The American press seems to believe that the life of a prominent, rich, white child is more newsworthy than that of other children. Take the case of Elizabeth Smart, the 14-year-old Salt Lake City girl who was allegedly kidnapped at gunpoint from her bedroom in her family's $1 million house on June 5.
Elizabeth's face has since been on television, Web sites, newspapers and magazines nearly every day. When police released the picture of a man they wanted to question about Elizabeth's disappearance, the media plastered his face everywhere.
Although I cannot find fault with the Smarts for marshalling all the resources they can to find their daughter, I have serious problems with the way the media have reacted to the disappearance of one well-off white child. Day in and day out, 2,000 other children of all backgrounds vanish.
The vast majority of these disappearances don't even receive the equivalent of a raised eyebrow from the national press. This is wrong. One of those overlooked children is Alexis Patterson, a 7-year-old black girl who lives in a poor Milwaukee neighborhood and who disappeared on May 3. Alexis had vanished a month earlier than Elizabeth, but the tragic loss of Alexis didn't go national as a news story until some Milwaukee reporters and a few others began to compare coverage of her case to that of Elizabeth Smart's. At one point, a Nexis search of major newspapers and magazines showed 67 stories about Alexis. In a week, there were more than 400 stories about Elizabeth, the Milwaukee Journal Sentinel found.
I firmly believe this disparity is due to race and socioeconomic background. Too many editors, reporters and news executives identify more closely with the Smarts than with the Patterson family. Like the Smarts, these media people often live in neighborhoods where bad things are not supposed to happen. When the murder or disappearance of a child occurs in those places, the lament is: "I thought it couldn't happen here."
The truth is there is no place where "it couldn't happen," but the presumption of safety-by-distance from the wrong neighborhoods is at the heart of much of our coverage of the perils faced by the young. School shootings, drug abuse, teenage pregnancy, the rising rate of violence among children were all depicted as confined to ghettoes and barrios until events that absolutely could not be ignored happened in white middle-class areas. I've been in debates over the paucity of coverage of the murders and kidnappings of black and brown children.
Very few of my colleagues would even admit there was a disparity. Their reactions seemed to have more to do with their emotional baggage than their brains. It just seemed right to them to be really upset when white children, especially white girls, died or were missing, and that was it. Those stories could not be overdone. They didn't seem to feel the same way about the stories concerning other kids that we buried in the inside pages of newspapers and dropped after a day or two of coverage.
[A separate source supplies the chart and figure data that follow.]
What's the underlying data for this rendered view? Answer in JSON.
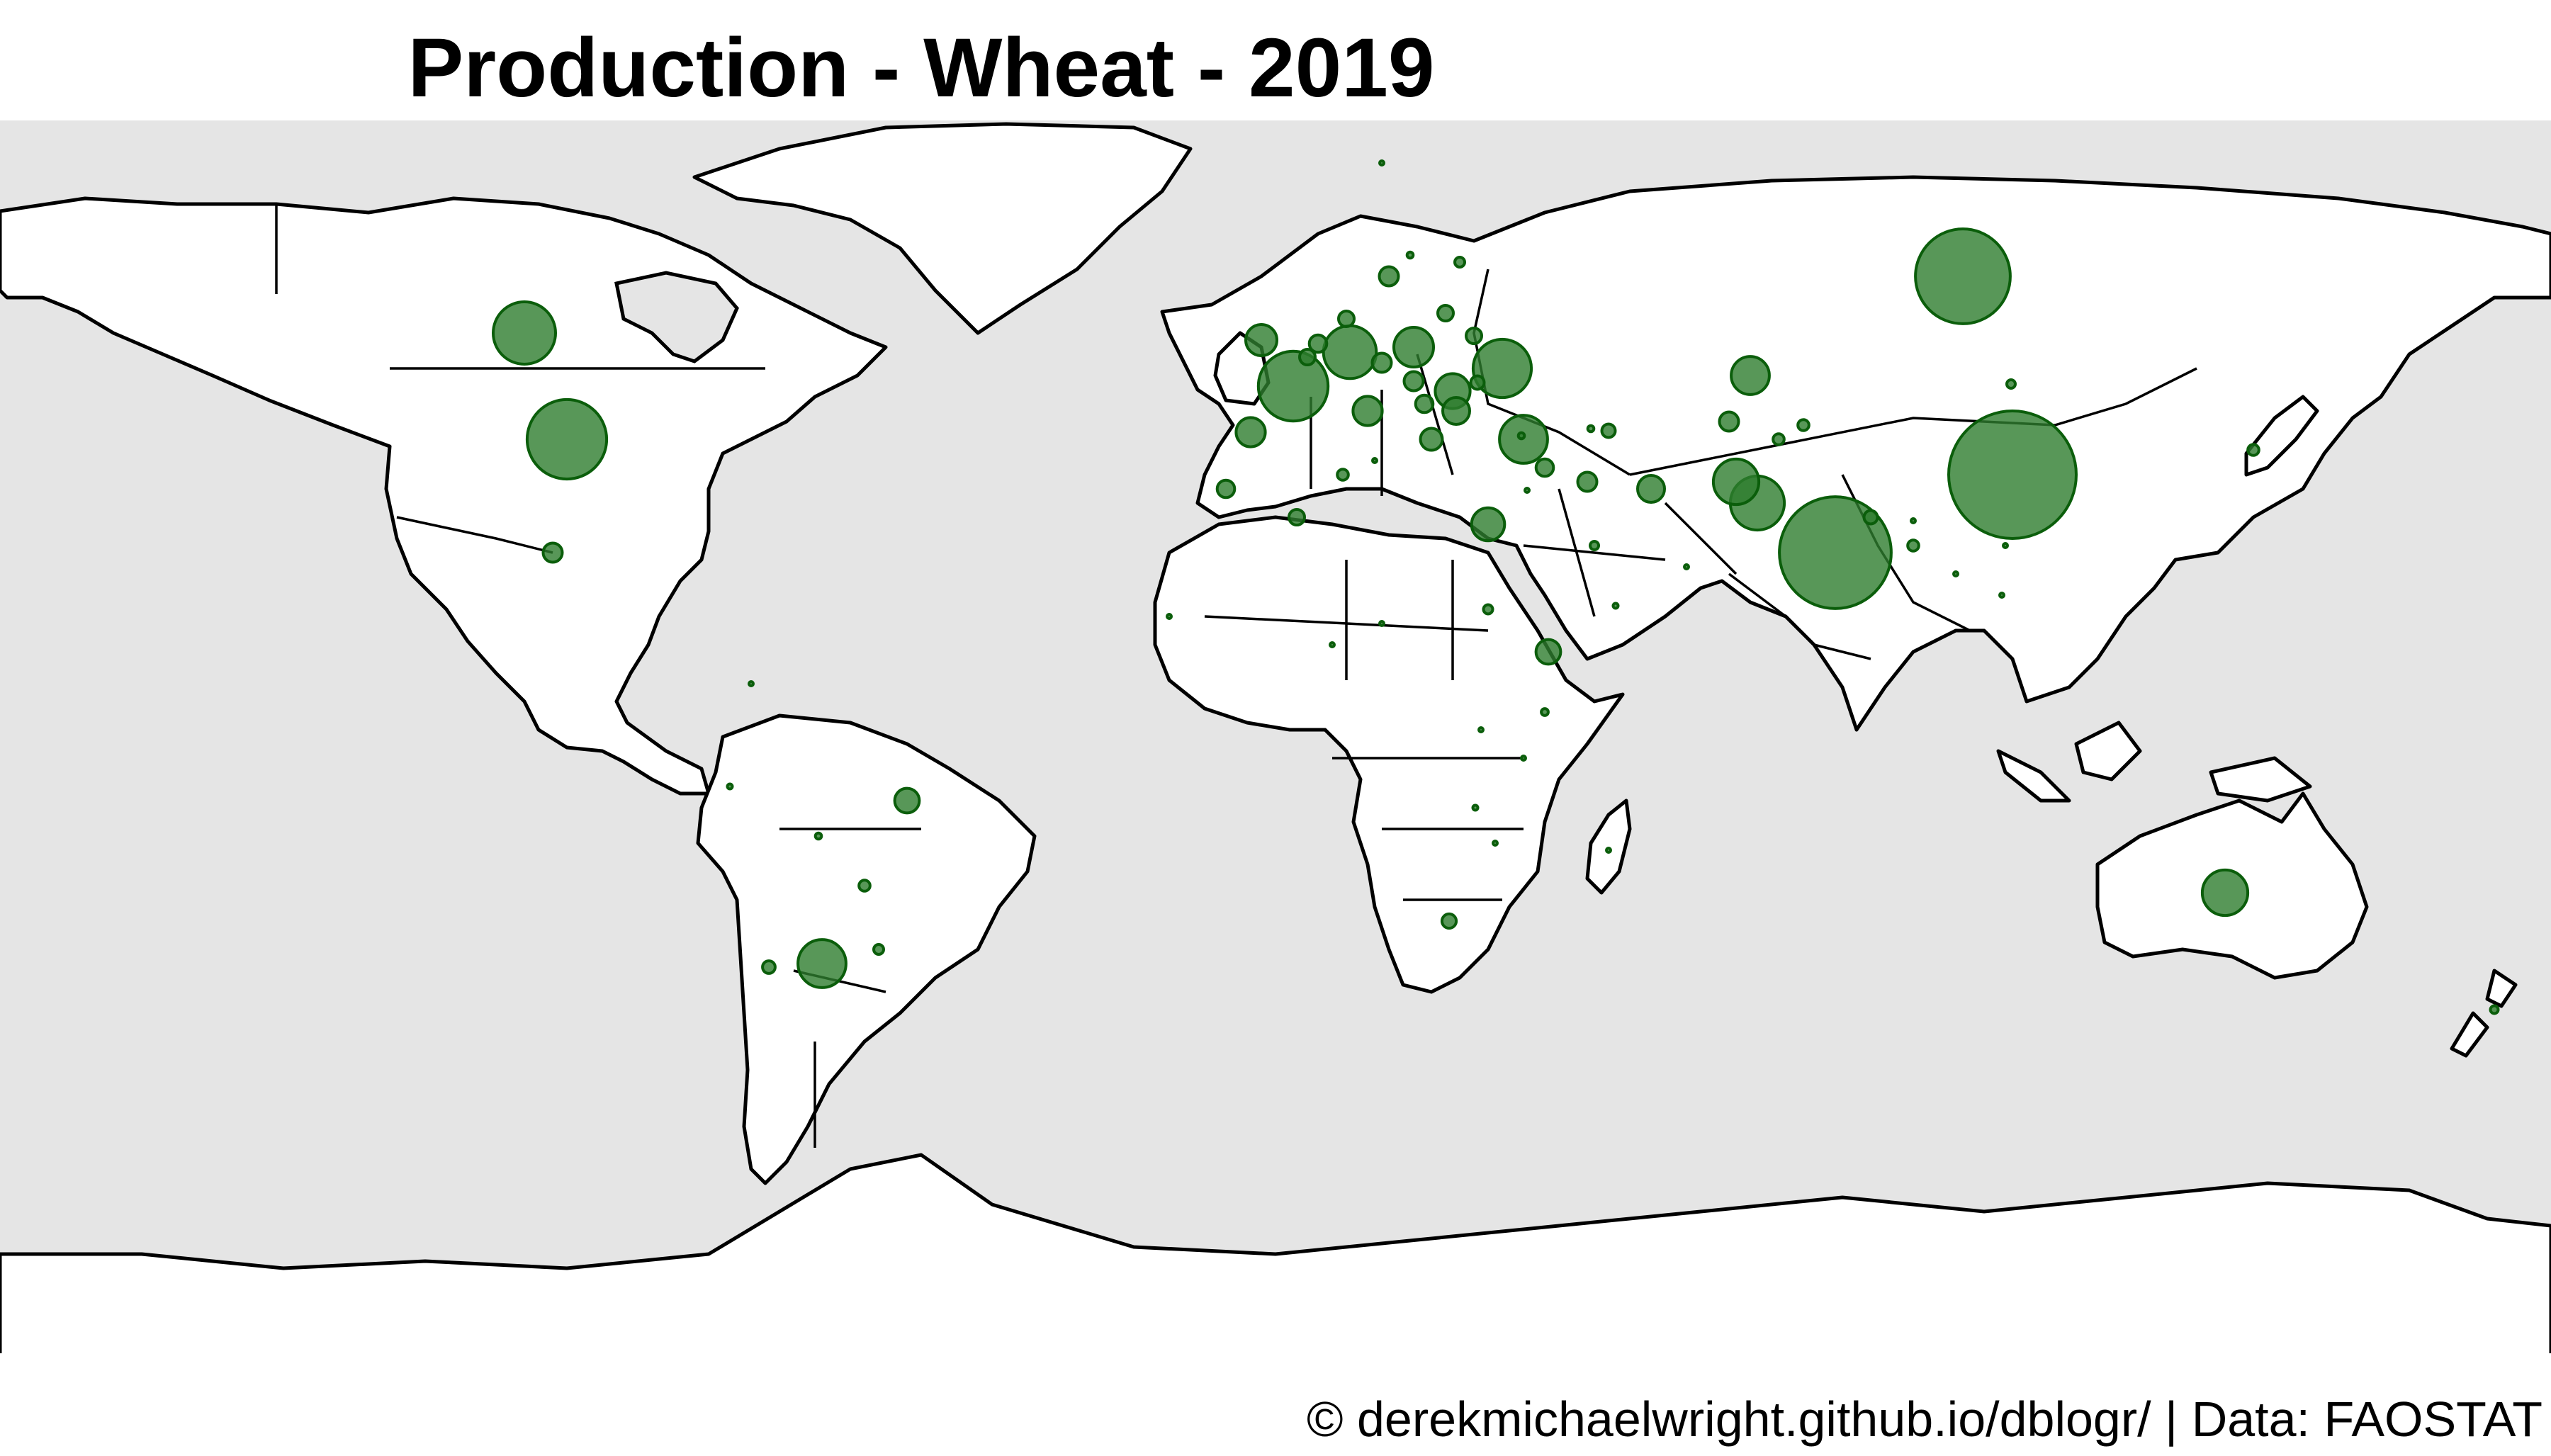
{
  "title": "Production - Wheat - 2019",
  "caption": "© derekmichaelwright.github.io/dblogr/ | Data: FAOSTAT",
  "colors": {
    "ocean": "#e5e5e5",
    "land": "#ffffff",
    "outline": "#000000",
    "bubble_fill": "#2e7d2e",
    "bubble_stroke": "#0b5e0b"
  },
  "chart_data": {
    "type": "bubble_map",
    "title": "Production - Wheat - 2019",
    "projection": "equirectangular",
    "extent": {
      "lon": [
        -180,
        180
      ],
      "lat": [
        -90,
        84
      ]
    },
    "bubble_scale": {
      "max_value": 134,
      "max_radius": 90
    },
    "bubbles": [
      {
        "lon": 104,
        "lat": 34,
        "value": 134
      },
      {
        "lon": 79,
        "lat": 23,
        "value": 103
      },
      {
        "lon": 97,
        "lat": 62,
        "value": 74
      },
      {
        "lon": -100,
        "lat": 39,
        "value": 52
      },
      {
        "lon": 2.5,
        "lat": 46.5,
        "value": 40
      },
      {
        "lon": -106,
        "lat": 54,
        "value": 32
      },
      {
        "lon": 32,
        "lat": 49,
        "value": 28
      },
      {
        "lon": 10.5,
        "lat": 51.3,
        "value": 23
      },
      {
        "lon": 68,
        "lat": 30,
        "value": 24
      },
      {
        "lon": 35,
        "lat": 39,
        "value": 19
      },
      {
        "lon": 65,
        "lat": 33,
        "value": 17
      },
      {
        "lon": 134,
        "lat": -25,
        "value": 17
      },
      {
        "lon": -64,
        "lat": -35,
        "value": 19
      },
      {
        "lon": 19.5,
        "lat": 52,
        "value": 13
      },
      {
        "lon": 25,
        "lat": 45.8,
        "value": 10
      },
      {
        "lon": 67,
        "lat": 48,
        "value": 12
      },
      {
        "lon": 30,
        "lat": 27,
        "value": 9
      },
      {
        "lon": -3.5,
        "lat": 40,
        "value": 7
      },
      {
        "lon": -2,
        "lat": 53,
        "value": 8
      },
      {
        "lon": 13,
        "lat": 43,
        "value": 7
      },
      {
        "lon": 53,
        "lat": 32,
        "value": 6
      },
      {
        "lon": -52,
        "lat": -12,
        "value": 5
      },
      {
        "lon": 38.5,
        "lat": 9,
        "value": 5
      },
      {
        "lon": 25.5,
        "lat": 43,
        "value": 6
      },
      {
        "lon": 22,
        "lat": 39,
        "value": 4
      },
      {
        "lon": 16,
        "lat": 62,
        "value": 3
      },
      {
        "lon": -102,
        "lat": 23,
        "value": 3
      },
      {
        "lon": 44,
        "lat": 33,
        "value": 3
      },
      {
        "lon": 64,
        "lat": 41.5,
        "value": 3
      },
      {
        "lon": 6,
        "lat": 52.5,
        "value": 2.5
      },
      {
        "lon": 4.5,
        "lat": 50.6,
        "value": 2
      },
      {
        "lon": 10,
        "lat": 56,
        "value": 2
      },
      {
        "lon": 15,
        "lat": 49.8,
        "value": 3
      },
      {
        "lon": 19.5,
        "lat": 47.2,
        "value": 3
      },
      {
        "lon": 21,
        "lat": 44,
        "value": 2.5
      },
      {
        "lon": 24,
        "lat": 56.8,
        "value": 2
      },
      {
        "lon": 28,
        "lat": 53.6,
        "value": 2
      },
      {
        "lon": -7,
        "lat": 32,
        "value": 2.5
      },
      {
        "lon": 9.5,
        "lat": 34,
        "value": 1
      },
      {
        "lon": 3,
        "lat": 28,
        "value": 2
      },
      {
        "lon": 38,
        "lat": 35,
        "value": 2.5
      },
      {
        "lon": 28.5,
        "lat": 47,
        "value": 1.5
      },
      {
        "lon": 47,
        "lat": 40.2,
        "value": 1.5
      },
      {
        "lon": 71,
        "lat": 39,
        "value": 1
      },
      {
        "lon": 74.5,
        "lat": 41,
        "value": 1
      },
      {
        "lon": 103.8,
        "lat": 46.8,
        "value": 0.6
      },
      {
        "lon": 138,
        "lat": 37.5,
        "value": 1
      },
      {
        "lon": -71.5,
        "lat": -35.5,
        "value": 1.3
      },
      {
        "lon": -58,
        "lat": -24,
        "value": 1
      },
      {
        "lon": -56,
        "lat": -33,
        "value": 0.8
      },
      {
        "lon": -64.5,
        "lat": -17,
        "value": 0.3
      },
      {
        "lon": 24.5,
        "lat": -29,
        "value": 1.7
      },
      {
        "lon": 172,
        "lat": -41.5,
        "value": 0.5
      },
      {
        "lon": 45,
        "lat": 24,
        "value": 0.6
      },
      {
        "lon": 19,
        "lat": 65,
        "value": 0.3
      },
      {
        "lon": 26,
        "lat": 64,
        "value": 0.8
      },
      {
        "lon": 15,
        "lat": 78,
        "value": 0.05
      },
      {
        "lon": 44.5,
        "lat": 40.5,
        "value": 0.3
      },
      {
        "lon": 90,
        "lat": 27.5,
        "value": 0.1
      },
      {
        "lon": 84,
        "lat": 28,
        "value": 1.5
      },
      {
        "lon": 90,
        "lat": 24,
        "value": 1
      },
      {
        "lon": 30,
        "lat": 15,
        "value": 0.7
      },
      {
        "lon": 8,
        "lat": 10,
        "value": 0.1
      },
      {
        "lon": 34.7,
        "lat": 39.5,
        "value": 0.3
      },
      {
        "lon": -15,
        "lat": 14,
        "value": 0.05
      },
      {
        "lon": 28.2,
        "lat": -13,
        "value": 0.2
      },
      {
        "lon": 35,
        "lat": -6,
        "value": 0.1
      },
      {
        "lon": 47,
        "lat": -19,
        "value": 0.01
      },
      {
        "lon": 31,
        "lat": -18,
        "value": 0.1
      },
      {
        "lon": 38,
        "lat": 0.5,
        "value": 0.4
      },
      {
        "lon": 29,
        "lat": -2,
        "value": 0.05
      },
      {
        "lon": 14,
        "lat": 36,
        "value": 0.05
      },
      {
        "lon": 35.5,
        "lat": 31.8,
        "value": 0.1
      },
      {
        "lon": -77,
        "lat": -10,
        "value": 0.2
      },
      {
        "lon": -74,
        "lat": 4.5,
        "value": 0.01
      },
      {
        "lon": 96,
        "lat": 20,
        "value": 0.1
      },
      {
        "lon": 102.5,
        "lat": 17,
        "value": 0.01
      },
      {
        "lon": 58,
        "lat": 21,
        "value": 0.01
      },
      {
        "lon": 48,
        "lat": 15.5,
        "value": 0.2
      },
      {
        "lon": 15,
        "lat": 13,
        "value": 0.01
      },
      {
        "lon": 103,
        "lat": 24,
        "value": 0.01
      }
    ]
  }
}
There is another difference between Elizabeth and Alexis. No one, as far as we know, in Elizabeth's family has a criminal record, but Alexis's stepfather, the last person known to have seen her on the day she disappeared, is an ex-convict who served time for drug dealing and a bank robbery.
This factor begs a new question: Are we now applying a standard of guilt or innocence by association to the news coverage of children? I have a sickening feeling when I see saturation coverage of some children's stories because I am reminded of how many other families are going through the torment of child disappearances without any hope of garnering that kind of attention. We know about Alexis only because her disappearance so nearly coincided with Elizabeth's.
How difficult it must be for Ayanna Bourgeois, Alexis's mother, to be reminded by every television screen, computer monitor and newspaper in the country that someone else's child is getting the kind of attention she must want so desperately for her own. The American divide between races and between socioeconomic classes is deep and wide. Unfortunately, it determines the amount of attention and help grieving families will get at the worst times in their lives.
Starita Smith is an award-winning writer and editor based in Denton, Texas, where she just graduated from the Master's program in English at the University of North Texas. She is a former reporter and editor at the Austin American-Statesman, the Columbus (Ohio) Dispatch and the Gary (Ind.) Post-Tribune.